NEW YORK (AdAge.com) -- AT&T is riding out the recession better than expected, thanks in large part to the iPhone.
The telecom giant, the country's No. 2 wireless carrier, saw its profit slip nearly 10% from a year ago on the back of a declining landline voice business and pension-related expenses. But the iPhone fueled its wireless division's profit, which grew 24% from the last quarter.
AT&T reported a quarterly net income of $3.1 billion, down from $3.5 billion a year ago.
AT&T, the only wireless operator to carry the iPhone, sold 1.6 million of the devices between January and March, bringing total iPhone activations on its network to 6 million. The carrier sold about 300,000 more iPhones in the last quarter of 2008 than in the first quarter of this year, due to holiday and other seasonal factors.
The iPhone again showed it was AT&T's big draw: 40% of its first-quarter iPhone activations were new to the network, a rate in line with past quarters. And the iPhone users generate 1.6 times more revenue for AT&T than its other postpaid users and are more loyal, the company said.
Starting to come out ahead
Though investors were initially wary of how much AT&T was paying Apple for the phone -- estimated to be about $375 per phone -- they are now seeing the investment bear fruit. In earlier quarters, the payout to Apple was depressing margins, but now that users are locked into long-term contracts, AT&T is starting to come out ahead on the back end. The operating margin of its wireless segment this quarter is above 35%, about 10 percentage points higher than in the previous quarter.
One question dogging AT&T is whether it can hold onto its deal with Apple to be the only U.S. carrier selling the iPhone. The Wall Street Journal reported last week that AT&T is talking with Apple to extend the agreement into 2011. Some analysts say AT&T would be fine without the exclusivity, with new phones from Nokia and BlackBerry to keep it going. Plus, the iPhone has already lifted AT&T's brand image, with the 3G iPhone launch coinciding with the rollout of the carrier's new nationwide 3G network.

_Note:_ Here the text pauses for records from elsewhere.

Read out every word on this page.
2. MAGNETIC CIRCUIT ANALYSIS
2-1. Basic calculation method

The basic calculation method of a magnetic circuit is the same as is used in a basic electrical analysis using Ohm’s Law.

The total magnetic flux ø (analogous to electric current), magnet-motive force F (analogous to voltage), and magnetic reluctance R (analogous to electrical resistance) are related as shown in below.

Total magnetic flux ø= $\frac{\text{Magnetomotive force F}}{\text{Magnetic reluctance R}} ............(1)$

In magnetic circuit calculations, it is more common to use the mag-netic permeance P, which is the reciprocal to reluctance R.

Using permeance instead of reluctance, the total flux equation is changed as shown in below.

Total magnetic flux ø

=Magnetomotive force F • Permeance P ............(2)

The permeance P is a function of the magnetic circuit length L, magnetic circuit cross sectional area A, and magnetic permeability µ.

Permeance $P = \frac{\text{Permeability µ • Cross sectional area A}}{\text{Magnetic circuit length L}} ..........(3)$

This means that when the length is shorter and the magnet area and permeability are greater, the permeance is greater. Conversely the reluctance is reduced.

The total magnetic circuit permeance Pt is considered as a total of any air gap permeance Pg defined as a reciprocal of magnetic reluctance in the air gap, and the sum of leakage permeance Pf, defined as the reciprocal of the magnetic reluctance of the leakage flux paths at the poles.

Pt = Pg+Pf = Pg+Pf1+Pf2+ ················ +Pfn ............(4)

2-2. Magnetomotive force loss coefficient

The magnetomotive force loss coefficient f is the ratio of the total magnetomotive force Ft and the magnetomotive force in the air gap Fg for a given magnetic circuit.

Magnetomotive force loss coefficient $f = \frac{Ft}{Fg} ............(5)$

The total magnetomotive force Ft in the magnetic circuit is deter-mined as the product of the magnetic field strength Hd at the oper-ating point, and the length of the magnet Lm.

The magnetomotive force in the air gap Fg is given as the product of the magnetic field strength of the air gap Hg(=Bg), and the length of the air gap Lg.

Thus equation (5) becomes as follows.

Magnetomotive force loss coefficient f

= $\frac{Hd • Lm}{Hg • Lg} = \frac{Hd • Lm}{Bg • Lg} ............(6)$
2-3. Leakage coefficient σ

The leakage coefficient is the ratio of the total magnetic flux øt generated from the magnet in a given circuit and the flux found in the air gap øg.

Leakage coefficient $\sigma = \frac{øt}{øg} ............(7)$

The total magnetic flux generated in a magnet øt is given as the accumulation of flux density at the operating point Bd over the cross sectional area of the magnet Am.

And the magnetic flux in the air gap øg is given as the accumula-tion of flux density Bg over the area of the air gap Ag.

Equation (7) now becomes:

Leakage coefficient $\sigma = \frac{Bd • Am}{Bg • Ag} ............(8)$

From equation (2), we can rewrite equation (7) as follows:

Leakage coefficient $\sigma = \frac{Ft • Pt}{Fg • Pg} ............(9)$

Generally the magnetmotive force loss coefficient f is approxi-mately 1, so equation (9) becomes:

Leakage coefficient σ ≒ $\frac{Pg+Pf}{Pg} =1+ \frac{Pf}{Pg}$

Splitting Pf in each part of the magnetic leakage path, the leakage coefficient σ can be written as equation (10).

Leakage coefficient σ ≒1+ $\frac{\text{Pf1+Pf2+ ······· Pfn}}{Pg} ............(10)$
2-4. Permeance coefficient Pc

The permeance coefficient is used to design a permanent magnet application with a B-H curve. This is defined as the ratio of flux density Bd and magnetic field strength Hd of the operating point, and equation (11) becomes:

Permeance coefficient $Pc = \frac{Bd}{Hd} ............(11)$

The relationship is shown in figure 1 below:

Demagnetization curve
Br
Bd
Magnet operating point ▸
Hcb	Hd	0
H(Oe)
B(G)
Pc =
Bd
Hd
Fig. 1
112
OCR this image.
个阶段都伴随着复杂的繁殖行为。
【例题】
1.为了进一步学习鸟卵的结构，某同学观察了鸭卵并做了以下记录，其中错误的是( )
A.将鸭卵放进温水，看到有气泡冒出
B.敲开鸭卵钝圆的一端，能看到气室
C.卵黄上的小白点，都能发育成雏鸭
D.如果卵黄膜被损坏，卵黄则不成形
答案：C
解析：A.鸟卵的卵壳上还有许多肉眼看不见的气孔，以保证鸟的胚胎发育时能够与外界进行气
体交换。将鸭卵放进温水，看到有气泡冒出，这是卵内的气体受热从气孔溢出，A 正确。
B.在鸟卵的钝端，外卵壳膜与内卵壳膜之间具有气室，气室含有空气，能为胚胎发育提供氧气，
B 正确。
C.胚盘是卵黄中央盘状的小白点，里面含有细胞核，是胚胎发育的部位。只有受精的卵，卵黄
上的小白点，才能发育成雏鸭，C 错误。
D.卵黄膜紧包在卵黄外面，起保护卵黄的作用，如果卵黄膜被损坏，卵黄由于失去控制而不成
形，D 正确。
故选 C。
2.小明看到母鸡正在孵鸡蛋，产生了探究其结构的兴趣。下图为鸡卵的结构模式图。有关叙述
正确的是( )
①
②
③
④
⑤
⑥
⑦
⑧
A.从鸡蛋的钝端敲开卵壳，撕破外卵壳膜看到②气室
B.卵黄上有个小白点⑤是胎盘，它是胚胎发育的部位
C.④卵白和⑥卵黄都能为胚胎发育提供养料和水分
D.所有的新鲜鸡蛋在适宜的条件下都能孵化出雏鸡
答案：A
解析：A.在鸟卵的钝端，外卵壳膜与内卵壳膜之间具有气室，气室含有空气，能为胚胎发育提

"It's helped them to showcase that they're cutting-edge. They were kind of the stodgy network," said Frost & Sullivan analyst James Brehm. "If they don't get the exclusive, it won't impact them that much because they will still offer it. They have seen good traction with other devices."
More than just a phone
Apple, which controls the advertising for the iPhone, has been pushing the message that it's more than just a phone, given the more than 25,000 applications available to its users. Its ad series with the line "There's an app for that" shows how the iPhone can manage life's little quandaries, from identifying a song on the radio to finding an apartment.
AT&T is also riding the wave of consumer demand for computing on the go. Its postpaid wireless subscribers with integrated devices such as smartphones and netbooks more than doubled over the past year, and those devices accounted for 60% of its total wireless-device sales.
With a net 1.2 million wireless-customer additions last quarter, AT&T has more than 78 million subscribers, closing in on Verizon, which has more than 80 million. Its turnover rate was flat from last quarter, at 1.2%.